The Hubba and I started out as childhood friends, playing round and about at the playground near my house. But after losing touch with each other, we were reminded of those times again after being reunited a few years back.
As it turns out, we had similar likes and dislikes. We had a mutual fondness of running and hiking, and hatred towards smokers and litterbugs.
We still have our differences though – I despised durians, while he loved the thorny fruit!
As fate would have it, love blossomed after months of being reunited. We became an item for a while before he proposed.
But our joy and delight were short-lived as things that happened after weren’t quite as rosy as we thought they would be. We were met with strong resistance from his parents, particularly his father.
The Hubba hinted to his parents about me, telling them of my background – that I came from Negeri Sembilan, was the daughter of a police officer, went overseas to further my studies. He even showed them my picture.
It all turned out to be the (petty) reasons why I was rejected as a potential daughter in law.
As I came from Negeri Sembilan, the parents claimed that I would take all of The Hubba’s wealth should things not work between us.
So the men would be off with just clothes on their backs, should the couple divorce.
The Hubba did mention that I was considered an ‘outsider’, because my grandma originally came from Penang, hence we won’t practise the adat. However, they refused to hear any of it.
They made up their own minds that their son would be penniless and become ‘Queen controlled’ by me.
Score: His parents – 1, me – 0.
As mentioned earlier, my late father was a notable police officer and had served almost all his life in the force before retiring. Being an officer, he was well-known among the men in blue.
At first, I was elated when The Hubba mentioned that his father, who once also served in the police force himself, knew my late father. That would serve to my benefit right?
Apparently that was a no-no with The Hubba’s father!
He said he “knows too well what’s it like in the force”, and how spoilt and privileged high-ranking officers’ children could be.
He claimed I would be no different, that I breezed through life using my late father’s name and position.
That hurt. That really hurt.
My late father, as notable as his position was, never spoilt or pampered me with any ‘special favours’ or privileges. I got through life on my own – but of course that didn’t matter to The Hubba’s father.
He had made up his mind that I was a spoilt brat, and that I would be a bad influence to his son.
Score: His parents – 2, me – 0.
So I was lucky enough to be able to study overseas and lived there for 6 years, experiencing much more than what I’d bargained for. But for his parents, that wasn’t a plus point.

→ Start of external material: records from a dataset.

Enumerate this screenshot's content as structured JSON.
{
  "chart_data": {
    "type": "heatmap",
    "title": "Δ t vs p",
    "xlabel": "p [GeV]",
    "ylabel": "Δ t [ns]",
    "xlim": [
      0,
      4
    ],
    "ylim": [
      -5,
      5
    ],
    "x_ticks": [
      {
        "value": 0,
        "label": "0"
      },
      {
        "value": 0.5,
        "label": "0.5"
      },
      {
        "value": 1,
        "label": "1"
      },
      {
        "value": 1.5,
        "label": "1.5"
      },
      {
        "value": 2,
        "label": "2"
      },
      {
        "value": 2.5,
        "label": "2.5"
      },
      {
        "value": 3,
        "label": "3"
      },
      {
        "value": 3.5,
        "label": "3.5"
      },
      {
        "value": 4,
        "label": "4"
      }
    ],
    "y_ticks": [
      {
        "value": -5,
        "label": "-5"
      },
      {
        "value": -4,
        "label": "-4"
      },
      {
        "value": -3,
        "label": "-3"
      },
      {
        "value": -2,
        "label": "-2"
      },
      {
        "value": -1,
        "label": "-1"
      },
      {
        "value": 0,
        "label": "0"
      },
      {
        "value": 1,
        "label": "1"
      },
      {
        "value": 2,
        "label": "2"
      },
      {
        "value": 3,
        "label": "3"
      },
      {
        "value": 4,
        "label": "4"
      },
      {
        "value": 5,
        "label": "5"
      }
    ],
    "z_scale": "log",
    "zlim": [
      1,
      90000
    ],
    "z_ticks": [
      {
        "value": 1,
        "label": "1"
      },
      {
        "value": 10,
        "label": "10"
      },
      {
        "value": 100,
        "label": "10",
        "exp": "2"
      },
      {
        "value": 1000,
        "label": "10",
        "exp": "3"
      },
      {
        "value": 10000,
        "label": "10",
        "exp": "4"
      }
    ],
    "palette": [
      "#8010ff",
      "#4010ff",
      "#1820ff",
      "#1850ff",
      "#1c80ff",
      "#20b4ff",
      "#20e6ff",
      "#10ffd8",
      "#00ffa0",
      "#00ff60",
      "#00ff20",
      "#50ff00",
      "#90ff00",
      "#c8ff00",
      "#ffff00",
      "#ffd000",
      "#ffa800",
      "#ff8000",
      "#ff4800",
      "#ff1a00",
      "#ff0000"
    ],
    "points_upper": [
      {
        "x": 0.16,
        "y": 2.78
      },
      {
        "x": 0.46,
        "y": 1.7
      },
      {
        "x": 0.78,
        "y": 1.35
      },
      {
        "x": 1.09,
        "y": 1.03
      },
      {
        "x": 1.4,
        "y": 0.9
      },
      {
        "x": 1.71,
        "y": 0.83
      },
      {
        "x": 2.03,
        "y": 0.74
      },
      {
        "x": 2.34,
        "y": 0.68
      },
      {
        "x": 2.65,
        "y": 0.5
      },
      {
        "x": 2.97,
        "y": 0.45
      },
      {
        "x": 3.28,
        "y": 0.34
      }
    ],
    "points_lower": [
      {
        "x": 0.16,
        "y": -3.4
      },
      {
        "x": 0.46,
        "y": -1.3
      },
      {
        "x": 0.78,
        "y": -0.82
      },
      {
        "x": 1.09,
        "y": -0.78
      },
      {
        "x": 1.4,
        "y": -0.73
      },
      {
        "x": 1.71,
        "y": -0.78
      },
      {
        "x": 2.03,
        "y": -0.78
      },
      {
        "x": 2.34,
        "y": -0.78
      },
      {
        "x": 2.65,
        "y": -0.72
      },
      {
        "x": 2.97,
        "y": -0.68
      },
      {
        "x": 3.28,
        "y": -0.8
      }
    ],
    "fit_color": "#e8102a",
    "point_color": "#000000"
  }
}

They claimed that would make my hantaran (dowry) shoot up, as I was an overseas’ graduate and that would burden their son.
Not only that, they claimed I wouldn’t be a suitable wife for him, as I’d been away too long, and had lost my grip on the Malay culture.
Adding salt to the wound was that I didn’t don the hijab, which proved that I wasn’t a proper Muslim girl, and unfit for their son.
Score: His parents – 3, me – 0.
But they raised a stubborn, headstrong son. The Hubba was adamant and determined to make me his wife. Bless his dear heart, he went on without the approval of his parents, particularly his father.
He remained their devoted son though, still visiting and pleading for them to accept me after our wedding. His mother gave in after a while, although she didn’t meet me in person.
She texted me asking how I was and hoped that I’d do my duties as a proper wife.
Thank goodness, at least I’d earned myself a 0.5 score.
With God’s will, I was pregnant soon after the wedding. But even then, The Hubba didn’t dare to mention it to his parents.
At the time, we thought it best to keep the pregnancy away from them. You know, just to soften the blow – especially when he said they seemed to be slowly accepting the fact that he had gone ahead and married me.
Nine months later, after the baby was born, both of us thought it was time for the cat to be out of the bag. Having lost my father about two years ago, I didn’t want my baby to grow up realising she has another grandfather who wasn’t aware of her existence.
We pondered about it. We imagined the different scenarios of how it could end up,
“The worst that could happen is, they’d tell us to leave and we will. But that wouldn’t stop me from being their son and trying to make them accept us all”, said the Hubba.
So, we just showed up at their doorstep one day.
I had the shock of my life when his father ushered us in, welcoming us with open arms!
He took our baby, hugged her and started to ask so many questions about her. My mother-in-law smothered both of us with hugs and kisses. She also gave me so much advice on how to take care of a baby.
That day was surreal. Friends told me parents (and in-laws) would usually mellow down once they see their grandchildren, no matter what issues they might have. But I’d never thought it would happen to us.
My first encounter with my in-laws blew me away. It dawned on me that nobody wanted to address what had happened between us, and that everybody was just eager to move on with life.
Especially after seeing the baby.
I was finally accepted by my parents-in-law, and I thank my baby for that.
Final score: His parents – won over, me – thank God for our baby.